Abstract

In the realm of deep earth engineering, increasing excavation depths present formidable challenges like heightened ground stress, permeability, temperatures, and disruptive excavation effects, posing significant safety risks. Scholars predominantly employ physical similarity simulations to authentically replicate these dynamic hazards encountered in deep earth engineering. This simulation necessitates addressing similarity theory challenges inherent in this domain, encompassing coal-rock dynamic similarity theory and multi-field, multi-phase coupled disaster-inducing similarity theory. Coal-rock dynamic similarity theory comprises stress field-dominated dynamic pressure and rock burst similarity theories. Meanwhile, multi-field, multi-phase coupled disaster-inducing similarity theory involves permeability field-dominated solid–gas coupling and solid–liquid coupling similarity theories. Building upon prior investigations, this paper reviews the current state of research in deep earth engineering similarity theory.
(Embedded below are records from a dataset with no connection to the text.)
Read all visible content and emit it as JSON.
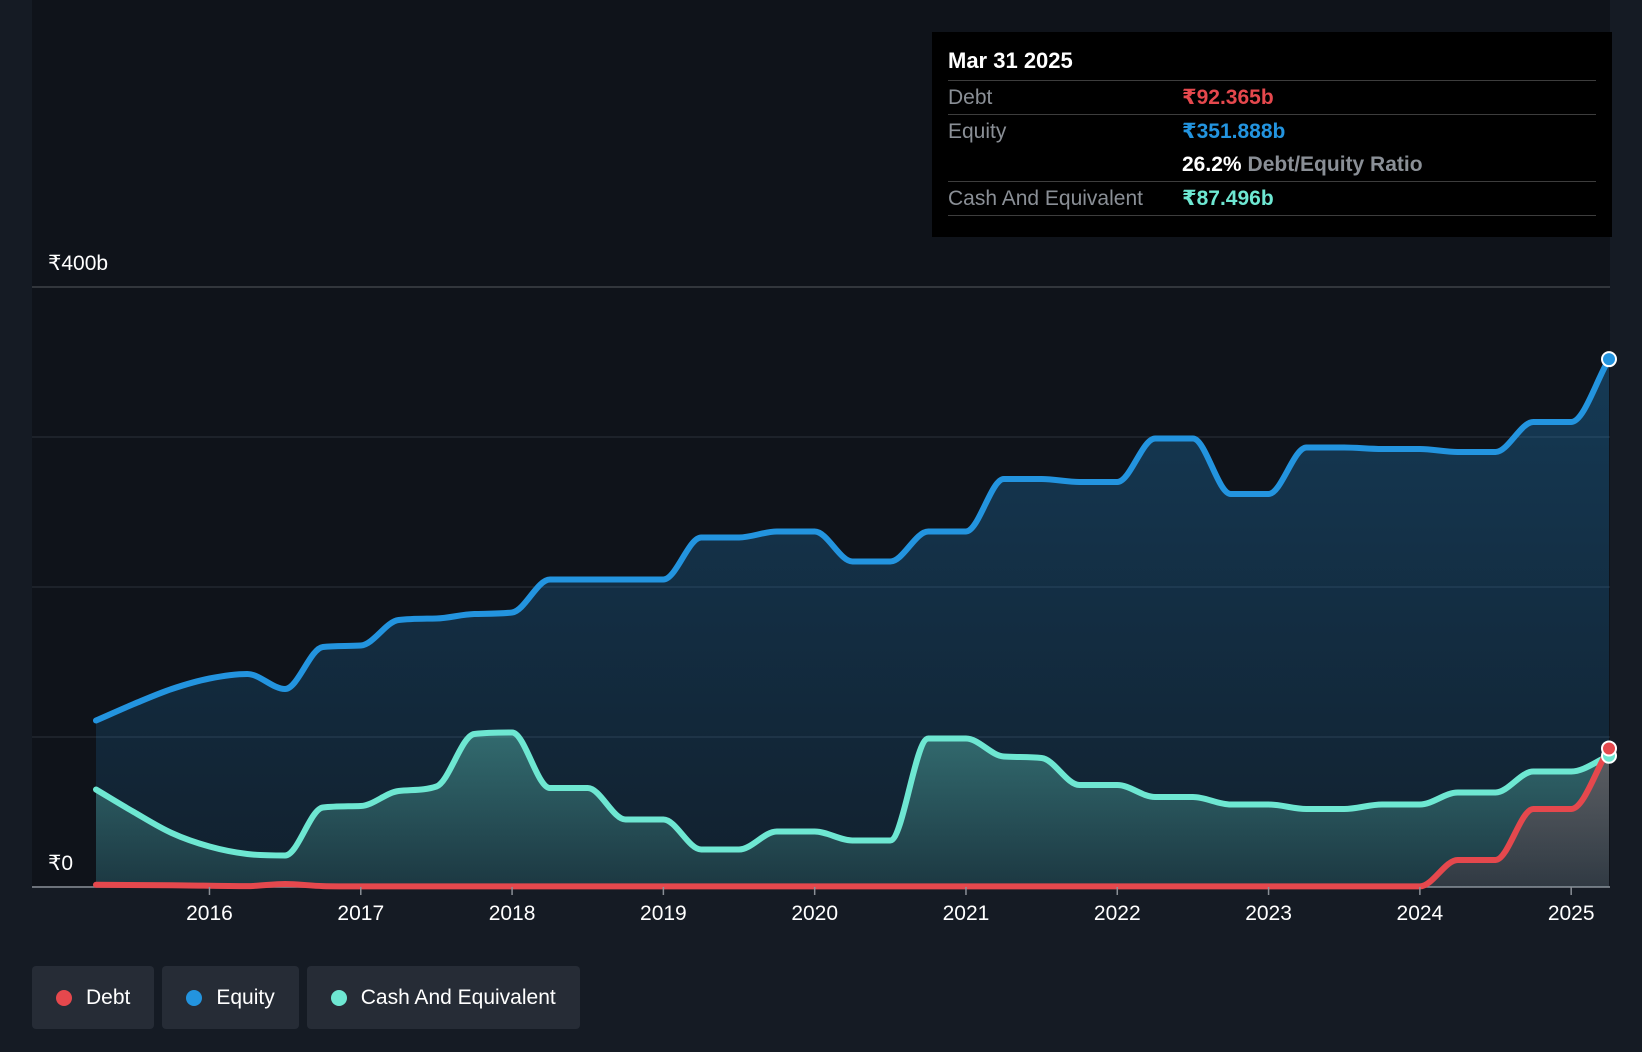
{
  "tooltip": {
    "date": "Mar 31 2025",
    "debt_label": "Debt",
    "debt_value": "₹92.365b",
    "equity_label": "Equity",
    "equity_value": "₹351.888b",
    "ratio_value": "26.2%",
    "ratio_label": "Debt/Equity Ratio",
    "cash_label": "Cash And Equivalent",
    "cash_value": "₹87.496b"
  },
  "legend": [
    {
      "label": "Debt",
      "color": "#e5484d"
    },
    {
      "label": "Equity",
      "color": "#2394df"
    },
    {
      "label": "Cash And Equivalent",
      "color": "#6ee7d2"
    }
  ],
  "colors": {
    "debt": "#e5484d",
    "equity": "#2394df",
    "cash": "#6ee7d2",
    "background": "#151b24"
  },
  "chart_data": {
    "type": "area",
    "y_tick_labels": [
      "₹0",
      "₹400b"
    ],
    "ylim": [
      0,
      400
    ],
    "y_unit": "₹b",
    "xlim": [
      2015.25,
      2025.25
    ],
    "x_ticks": [
      2016,
      2017,
      2018,
      2019,
      2020,
      2021,
      2022,
      2023,
      2024,
      2025
    ],
    "gridlines": [
      0,
      100,
      200,
      300,
      400
    ],
    "legend_position": "bottom-left",
    "series": [
      {
        "name": "Debt",
        "points": [
          [
            2015.25,
            1.5
          ],
          [
            2015.75,
            1.2
          ],
          [
            2016.25,
            0.6
          ],
          [
            2016.5,
            2.0
          ],
          [
            2016.75,
            0.6
          ],
          [
            2017.0,
            0.4
          ],
          [
            2018.0,
            0.4
          ],
          [
            2019.0,
            0.4
          ],
          [
            2020.0,
            0.4
          ],
          [
            2021.0,
            0.4
          ],
          [
            2022.0,
            0.4
          ],
          [
            2023.0,
            0.4
          ],
          [
            2023.75,
            0.4
          ],
          [
            2024.0,
            0.4
          ],
          [
            2024.25,
            18.0
          ],
          [
            2024.5,
            18.0
          ],
          [
            2024.75,
            52.0
          ],
          [
            2025.0,
            52.0
          ],
          [
            2025.25,
            92.365
          ]
        ]
      },
      {
        "name": "Equity",
        "points": [
          [
            2015.25,
            111
          ],
          [
            2015.5,
            122
          ],
          [
            2015.75,
            132
          ],
          [
            2016.0,
            139
          ],
          [
            2016.25,
            142
          ],
          [
            2016.5,
            132
          ],
          [
            2016.75,
            160
          ],
          [
            2017.0,
            161
          ],
          [
            2017.25,
            178
          ],
          [
            2017.5,
            179
          ],
          [
            2017.75,
            182
          ],
          [
            2018.0,
            183
          ],
          [
            2018.25,
            205
          ],
          [
            2018.5,
            205
          ],
          [
            2018.75,
            205
          ],
          [
            2019.0,
            205
          ],
          [
            2019.25,
            233
          ],
          [
            2019.5,
            233
          ],
          [
            2019.75,
            237
          ],
          [
            2020.0,
            237
          ],
          [
            2020.25,
            217
          ],
          [
            2020.5,
            217
          ],
          [
            2020.75,
            237
          ],
          [
            2021.0,
            237
          ],
          [
            2021.25,
            272
          ],
          [
            2021.5,
            272
          ],
          [
            2021.75,
            270
          ],
          [
            2022.0,
            270
          ],
          [
            2022.25,
            299
          ],
          [
            2022.5,
            299
          ],
          [
            2022.75,
            262
          ],
          [
            2023.0,
            262
          ],
          [
            2023.25,
            293
          ],
          [
            2023.5,
            293
          ],
          [
            2023.75,
            292
          ],
          [
            2024.0,
            292
          ],
          [
            2024.25,
            290
          ],
          [
            2024.5,
            290
          ],
          [
            2024.75,
            310
          ],
          [
            2025.0,
            310
          ],
          [
            2025.25,
            351.888
          ]
        ]
      },
      {
        "name": "Cash And Equivalent",
        "points": [
          [
            2015.25,
            65
          ],
          [
            2015.5,
            50
          ],
          [
            2015.75,
            36
          ],
          [
            2016.0,
            27
          ],
          [
            2016.25,
            22
          ],
          [
            2016.5,
            21
          ],
          [
            2016.75,
            53
          ],
          [
            2017.0,
            54
          ],
          [
            2017.25,
            64
          ],
          [
            2017.5,
            67
          ],
          [
            2017.75,
            102
          ],
          [
            2018.0,
            103
          ],
          [
            2018.25,
            66
          ],
          [
            2018.5,
            66
          ],
          [
            2018.75,
            45
          ],
          [
            2019.0,
            45
          ],
          [
            2019.25,
            25
          ],
          [
            2019.5,
            25
          ],
          [
            2019.75,
            37
          ],
          [
            2020.0,
            37
          ],
          [
            2020.25,
            31
          ],
          [
            2020.5,
            31
          ],
          [
            2020.75,
            99
          ],
          [
            2021.0,
            99
          ],
          [
            2021.25,
            87
          ],
          [
            2021.5,
            86
          ],
          [
            2021.75,
            68
          ],
          [
            2022.0,
            68
          ],
          [
            2022.25,
            60
          ],
          [
            2022.5,
            60
          ],
          [
            2022.75,
            55
          ],
          [
            2023.0,
            55
          ],
          [
            2023.25,
            52
          ],
          [
            2023.5,
            52
          ],
          [
            2023.75,
            55
          ],
          [
            2024.0,
            55
          ],
          [
            2024.25,
            63
          ],
          [
            2024.5,
            63
          ],
          [
            2024.75,
            77
          ],
          [
            2025.0,
            77
          ],
          [
            2025.25,
            87.496
          ]
        ]
      }
    ]
  }
}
It conducts a comparative analysis of similarity theories related to various disasters and outlines the developmental trajectory of deep earth engineering similarity theory. This review proposes focusing on elucidating the genesis mechanism of multi-field coupled dynamic disasters in deep earth engineering, studying the evolutionary patterns of multi-field coupled dynamic processes in these settings, deriving pivotal indicators for multi-field coupled dynamic disasters in deep ground engineering, and validating the similarity theory concerning multi-field coupled disaster induction in deep coal-rock masses.